Apart from McKay, the delegation also includes Liberal MPs Ken Hardie and Randeep Sarai, Conservative MPs Michael Chong, James Bezan, Raquel Dancho, and Cheryl Gallant, NDP MPs Heather McPherson and Lindsay Mathyssen, and Bloc Québécois MP Stéphane Bergeron.

McKay and Bezan, who is the Tories’ national defence critic, are the chair and vice-chair of the House of Commons committee on national defence, respectively. Chong, McPherson, and Bergeron are foreign affairs critics for their respective parties. A number of the MPs are also members of the House special committee on the Canada–People’s Republic of China relationship.
According to a statement from the Canadian Trade Office in Taipei, the delegation will be meeting with Taiwan’s President Tsai Ing-wen, Vice President William Lai, and business representatives.
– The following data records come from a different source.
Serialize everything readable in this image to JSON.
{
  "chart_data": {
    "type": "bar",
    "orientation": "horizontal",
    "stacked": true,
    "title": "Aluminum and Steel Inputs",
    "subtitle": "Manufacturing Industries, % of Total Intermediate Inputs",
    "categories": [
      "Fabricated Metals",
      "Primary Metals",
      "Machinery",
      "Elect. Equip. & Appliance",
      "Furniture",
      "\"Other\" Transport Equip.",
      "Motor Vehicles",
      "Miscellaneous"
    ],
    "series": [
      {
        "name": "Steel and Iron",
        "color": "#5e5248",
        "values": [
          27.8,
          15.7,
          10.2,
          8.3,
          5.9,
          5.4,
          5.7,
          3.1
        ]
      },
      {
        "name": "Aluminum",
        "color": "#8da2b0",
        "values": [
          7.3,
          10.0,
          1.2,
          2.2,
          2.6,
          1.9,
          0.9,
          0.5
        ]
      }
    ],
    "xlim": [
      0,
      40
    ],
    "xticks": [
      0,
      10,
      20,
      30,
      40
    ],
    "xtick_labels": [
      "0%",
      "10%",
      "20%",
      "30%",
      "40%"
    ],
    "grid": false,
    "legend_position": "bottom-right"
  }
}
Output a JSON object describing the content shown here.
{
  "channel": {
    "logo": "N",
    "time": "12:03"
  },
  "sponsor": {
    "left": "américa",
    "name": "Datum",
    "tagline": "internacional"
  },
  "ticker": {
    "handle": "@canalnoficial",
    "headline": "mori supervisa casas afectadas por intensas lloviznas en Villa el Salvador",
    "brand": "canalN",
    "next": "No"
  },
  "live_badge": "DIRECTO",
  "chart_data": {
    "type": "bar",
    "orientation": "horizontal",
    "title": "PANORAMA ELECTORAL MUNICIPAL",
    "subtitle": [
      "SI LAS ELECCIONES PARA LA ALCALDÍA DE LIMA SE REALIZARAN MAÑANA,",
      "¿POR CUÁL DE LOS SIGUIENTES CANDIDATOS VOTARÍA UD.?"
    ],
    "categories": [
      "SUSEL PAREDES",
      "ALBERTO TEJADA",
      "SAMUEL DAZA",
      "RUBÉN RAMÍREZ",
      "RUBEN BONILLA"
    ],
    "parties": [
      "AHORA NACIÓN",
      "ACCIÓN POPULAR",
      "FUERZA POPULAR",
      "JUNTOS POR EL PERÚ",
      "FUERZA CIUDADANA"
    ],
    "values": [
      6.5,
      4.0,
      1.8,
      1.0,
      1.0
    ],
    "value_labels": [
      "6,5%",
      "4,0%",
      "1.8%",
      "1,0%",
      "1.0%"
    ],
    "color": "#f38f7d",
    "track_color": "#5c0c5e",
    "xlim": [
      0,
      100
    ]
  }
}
Local media reports said that the delegation will also meet with Taiwan’s national security agencies.
The delegation’s trip to Taiwan follows a similar visit to the island last October by MPs who are members of the parliamentary Canada–Taiwan Friendship Group, chaired by Liberal MP Judy Sgro. That visit came on the heels of a trip by former U.S. House Speaker Nancy Pelosi which drew fierce opposition from Beijing, as the regime sees Taiwan as part of China’s territory. The Chinese military conducted live-fire exercises surrounding Taiwan ahead of Pelosi’s arrival and after she departed.
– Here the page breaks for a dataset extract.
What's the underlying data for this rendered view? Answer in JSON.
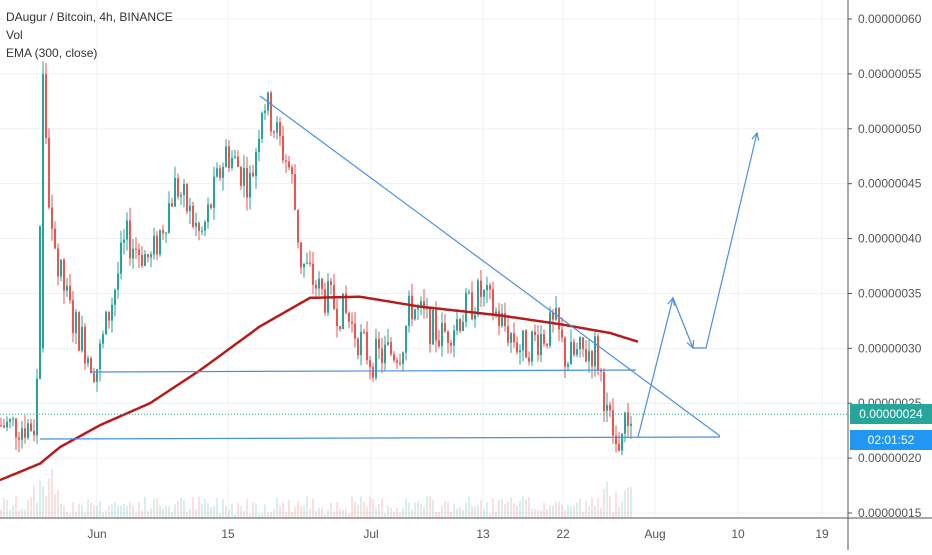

The current visit to Taiwan by Canadian parliamentary delegates also comes amid escalated threats from Beijing. The Chinese military launched a three-day military drill, sending 42 warplanes and eight naval vessels toward Taiwan on April 8 to simulate a “seal off“ of the island located southeast of the mainland, in protest against Tsai’s recent meeting with U.S. House Speaker Kevin McCarthy while she was en route to Guatemala and Belize, which have official ties with Taiwan.
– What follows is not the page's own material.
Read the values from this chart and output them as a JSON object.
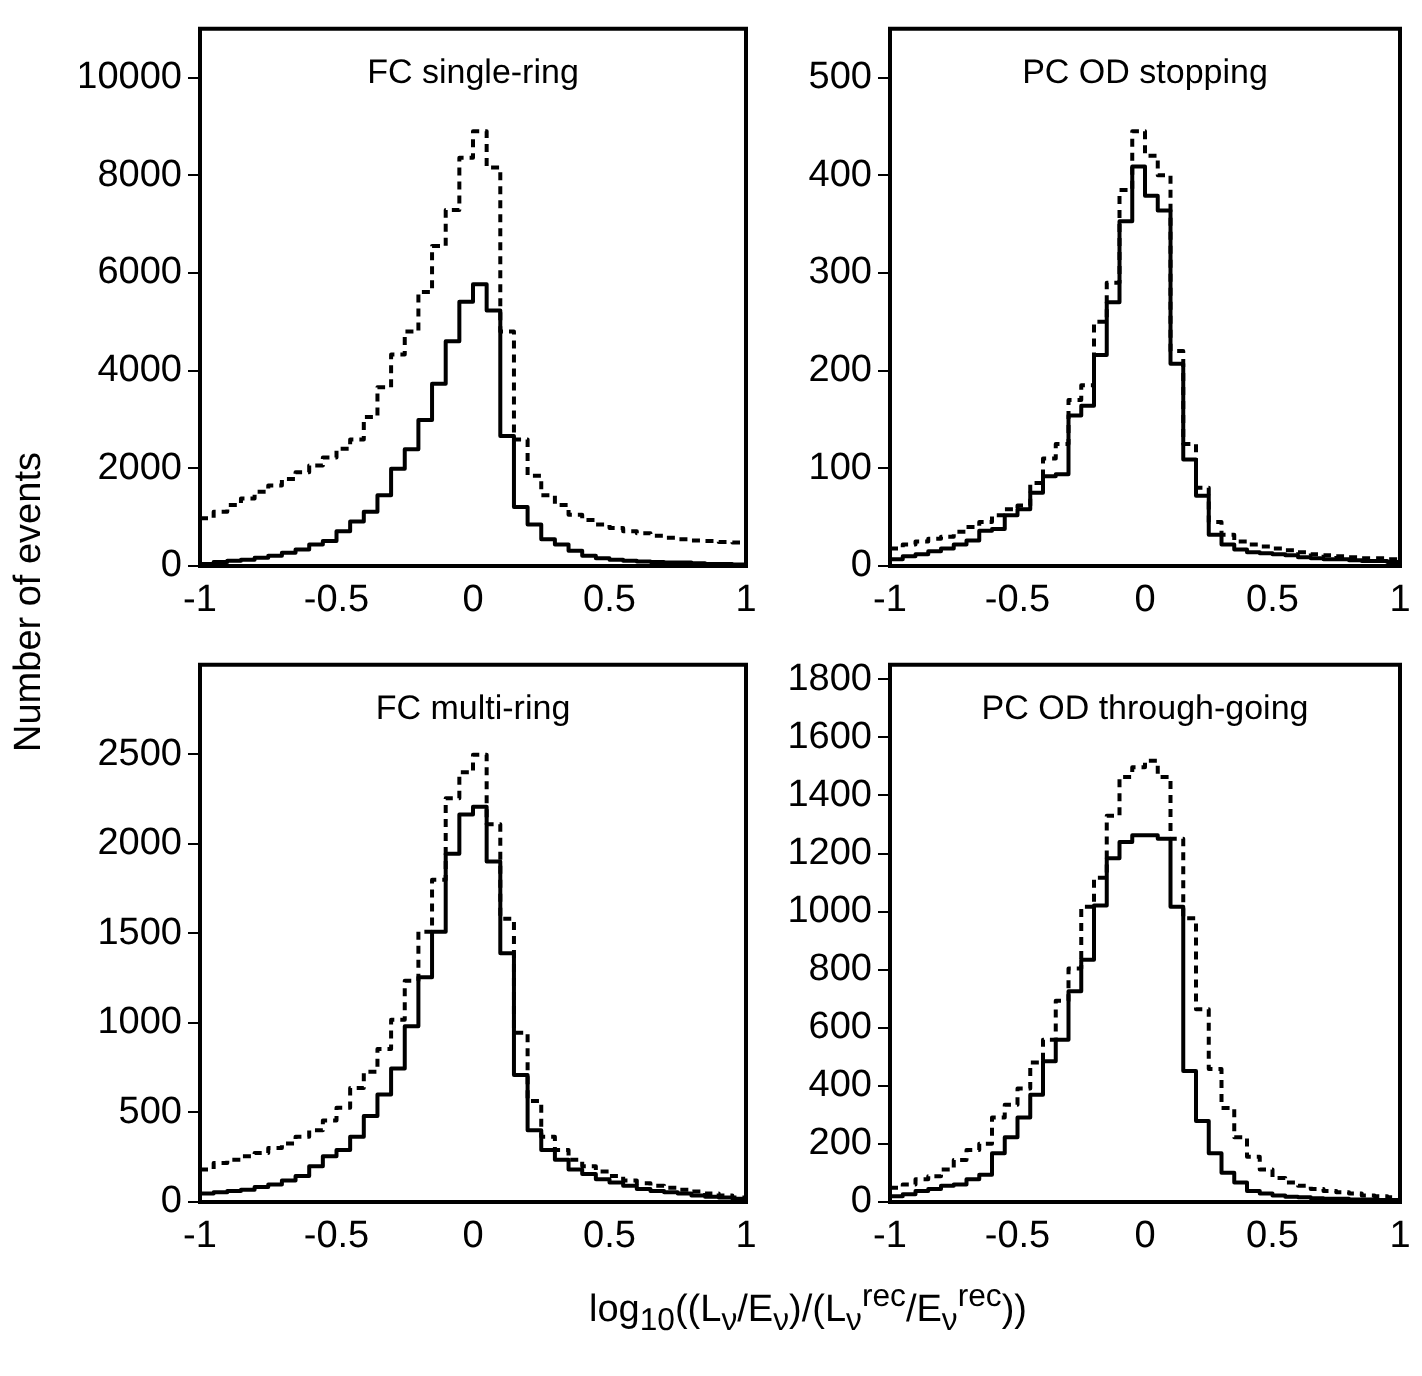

Taiwan’s Ministry of National Defence announced at around 10 a.m. local time on April 10 that China concluded its military exercise, but said they will continue to closely monitor the Chinese military’s movement.
McKay reportedly pointed to Canada’s Indo-Pacific Strategy, in which Ottawa pledged to work with Taiwan and other allies in the region to “push back against any unilateral actions that threaten the status quo in the Taiwan Strait, as well as the East and South China Seas.”

He noted that while Canada currently doesn’t have diplomatic ties with Taiwan, parliamentary exchanges are also an important channel for a bilateral relationship, according to Radio Free Asia.

The Canadian parliamentary delegation will be staying in Taiwan until April 15. Travel and accommodation for the delegation are being sponsored by the government of Taiwan, according to the parliamentary statement.